Pour bien comprendre l’utilité de cette adaptation, il faut savoir que les femelles baleines peuvent s’accoupler successivement avec différents mâles. Afin d’assurer leur descendance, ces derniers ont avantage à produire beaucoup de spermatozoïdes pour «diluer» ou même déloger le sperme des autres mâles. Dans ce système de compétition spermatique, ce serait la loi des probabilités qui déciderait de la paternité! Les mâles qui possèdent les plus volumineux testicules — et qui produisent donc un plus grand nombre de spermatozoïdes — auraient un succès reproducteur plus grand. Le fait d’avoir des testicules plus gros que la moyenne est un trait qui est ensuite transmis à la descendance et sélectionné par l’évolution.

La compétition spermatique est une stratégie répandue dans le monde animal, et les baleines noires de l’Atlantique Nord sont l’exemple par excellence. Pourquoi se sont-elles adaptées d’une manière démesurée comparativement à d’autres espèces qui utilisent la compétition spermatique ? Le milieu aquatique serait en grande partie responsable.

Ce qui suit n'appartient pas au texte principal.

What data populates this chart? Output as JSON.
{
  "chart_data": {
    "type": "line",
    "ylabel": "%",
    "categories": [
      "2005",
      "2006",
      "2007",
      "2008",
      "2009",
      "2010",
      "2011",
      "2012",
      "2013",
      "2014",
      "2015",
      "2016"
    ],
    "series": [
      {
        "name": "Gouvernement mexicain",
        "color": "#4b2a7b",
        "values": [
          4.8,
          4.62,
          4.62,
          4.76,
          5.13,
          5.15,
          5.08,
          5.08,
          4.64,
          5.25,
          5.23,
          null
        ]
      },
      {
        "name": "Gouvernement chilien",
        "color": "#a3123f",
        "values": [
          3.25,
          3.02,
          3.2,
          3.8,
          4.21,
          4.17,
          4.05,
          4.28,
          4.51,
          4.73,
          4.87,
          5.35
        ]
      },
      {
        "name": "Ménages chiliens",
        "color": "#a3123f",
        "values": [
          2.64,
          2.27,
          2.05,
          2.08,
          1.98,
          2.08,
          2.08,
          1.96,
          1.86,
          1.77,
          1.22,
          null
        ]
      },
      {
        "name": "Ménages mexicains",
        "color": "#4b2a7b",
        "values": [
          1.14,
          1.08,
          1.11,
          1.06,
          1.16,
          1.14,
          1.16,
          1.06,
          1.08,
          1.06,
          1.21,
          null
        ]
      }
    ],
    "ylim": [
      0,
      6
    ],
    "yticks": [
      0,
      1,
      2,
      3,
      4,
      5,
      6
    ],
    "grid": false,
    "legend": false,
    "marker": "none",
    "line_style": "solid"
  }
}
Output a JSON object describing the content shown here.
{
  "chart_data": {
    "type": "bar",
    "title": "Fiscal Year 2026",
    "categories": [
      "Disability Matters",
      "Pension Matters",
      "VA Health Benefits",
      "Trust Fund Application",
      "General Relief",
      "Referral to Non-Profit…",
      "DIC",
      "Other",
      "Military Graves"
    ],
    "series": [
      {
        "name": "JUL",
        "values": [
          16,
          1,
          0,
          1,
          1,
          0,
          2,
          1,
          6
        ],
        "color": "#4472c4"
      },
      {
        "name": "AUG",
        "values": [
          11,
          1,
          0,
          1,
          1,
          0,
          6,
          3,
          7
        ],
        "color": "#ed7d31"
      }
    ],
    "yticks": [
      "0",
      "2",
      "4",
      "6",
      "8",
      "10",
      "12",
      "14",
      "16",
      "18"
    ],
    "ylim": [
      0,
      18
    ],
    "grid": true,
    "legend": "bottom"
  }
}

En effet, puisque les baleines peuvent s’y déplacer en trois dimensions et que le milieu est généralement libre de barrières physiques, un mâle ne peut pas restreindre l’accès des autres mâles à une femelle, une stratégie qui est plutôt utilisée en milieu terrestre. Certains mammifères marins ont développé des stratégies comportementales pour se distinguer des autres lors de la reproduction, comme les cachalots qui utilisent le combat pour établir leur dominance sur les autres mâles. Cependant, ce n’est pas le cas des baleines noires de l’Atlantique Nord, qui ne semblent pas organisées en hiérarchie. N’ayant pas d’autres moyens de compétition, elles ont mis «tous leurs œufs dans le même panier» en poussant la compétition spermatique à l’extrême.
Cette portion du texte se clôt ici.